Barrel-ageing spirits is certainly nothing new. Unless you’re talking about gin. And if you happen to ask the staff of Citadelle, they will passionately explain that barrel ageing is what naturally happened to gin hundreds of years ago.
Since 2008, Citadelle has released a limited edition aged gin each year and has tinkered with the recipe ever so slightly, giving each vintage its own unique taste profile:
- In 2009, the goal was less wood flavour and more finesse. Citadelle Gin rested in oak casks that had a medium char for five months and produced a gin with subtle flavours of vanilla, flowers and cinnamon. Acclaimed spirits writer F. Paul Pacult named the 2009 Vintage one of the Top 50 Spirits of the Year.
- In 2010, Citadelle wanted to engineer the perfect ‘ageing’ gin with more flower and spices notes, so they produced a special batch of Citadelle with more violet, iris and grains of paradise. The gin was aged for six months in oak casks with a light char.

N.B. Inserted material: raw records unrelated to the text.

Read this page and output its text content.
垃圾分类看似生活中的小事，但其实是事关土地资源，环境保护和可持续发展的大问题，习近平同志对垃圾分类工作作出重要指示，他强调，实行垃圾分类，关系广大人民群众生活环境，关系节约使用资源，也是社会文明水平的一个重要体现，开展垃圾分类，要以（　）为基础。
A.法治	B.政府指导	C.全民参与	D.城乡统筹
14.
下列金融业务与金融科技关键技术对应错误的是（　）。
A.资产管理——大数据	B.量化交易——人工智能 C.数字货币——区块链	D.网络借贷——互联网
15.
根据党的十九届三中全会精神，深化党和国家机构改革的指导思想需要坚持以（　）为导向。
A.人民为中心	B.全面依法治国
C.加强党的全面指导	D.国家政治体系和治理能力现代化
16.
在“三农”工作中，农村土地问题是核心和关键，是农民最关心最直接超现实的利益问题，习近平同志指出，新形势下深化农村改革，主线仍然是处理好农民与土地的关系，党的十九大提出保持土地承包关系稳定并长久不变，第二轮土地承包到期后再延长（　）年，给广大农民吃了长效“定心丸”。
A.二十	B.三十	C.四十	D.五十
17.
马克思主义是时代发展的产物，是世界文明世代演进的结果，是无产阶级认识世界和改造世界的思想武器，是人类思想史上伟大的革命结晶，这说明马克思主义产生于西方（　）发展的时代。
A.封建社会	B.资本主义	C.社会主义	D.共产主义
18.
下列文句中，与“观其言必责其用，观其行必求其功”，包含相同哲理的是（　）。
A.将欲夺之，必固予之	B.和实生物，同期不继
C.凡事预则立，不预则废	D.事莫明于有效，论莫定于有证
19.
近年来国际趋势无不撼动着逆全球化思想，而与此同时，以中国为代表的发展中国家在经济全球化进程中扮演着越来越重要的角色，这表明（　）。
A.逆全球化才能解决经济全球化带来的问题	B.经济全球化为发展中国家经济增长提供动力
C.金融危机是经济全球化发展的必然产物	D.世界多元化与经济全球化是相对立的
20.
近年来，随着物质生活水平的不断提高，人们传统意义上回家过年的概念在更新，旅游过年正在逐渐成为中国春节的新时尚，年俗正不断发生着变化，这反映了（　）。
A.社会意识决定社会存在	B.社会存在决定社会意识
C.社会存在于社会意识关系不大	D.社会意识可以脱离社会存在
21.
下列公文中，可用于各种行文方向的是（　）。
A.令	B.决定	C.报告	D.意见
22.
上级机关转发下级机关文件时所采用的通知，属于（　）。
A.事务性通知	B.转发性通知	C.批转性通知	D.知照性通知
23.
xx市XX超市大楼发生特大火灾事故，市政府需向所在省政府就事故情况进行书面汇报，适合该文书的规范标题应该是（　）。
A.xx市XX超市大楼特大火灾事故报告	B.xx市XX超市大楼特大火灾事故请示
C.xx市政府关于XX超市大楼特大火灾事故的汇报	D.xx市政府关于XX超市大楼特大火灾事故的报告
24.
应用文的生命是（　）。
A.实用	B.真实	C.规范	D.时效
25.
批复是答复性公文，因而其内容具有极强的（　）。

This produced a gin with a perfect roundness, harmony and elegance.
- In 2011, Citadelle Gin Réserve was made with the same botanicals but distilled at a higher proof (44.7 % ABV).
- In 2012, Citadelle added three new botanicals – yuzu, génépi and bleuet (cornflower) – to the 19 botanicals already used to make Citadelle Gin – and aged the spirit for six months in oak cases with a light char.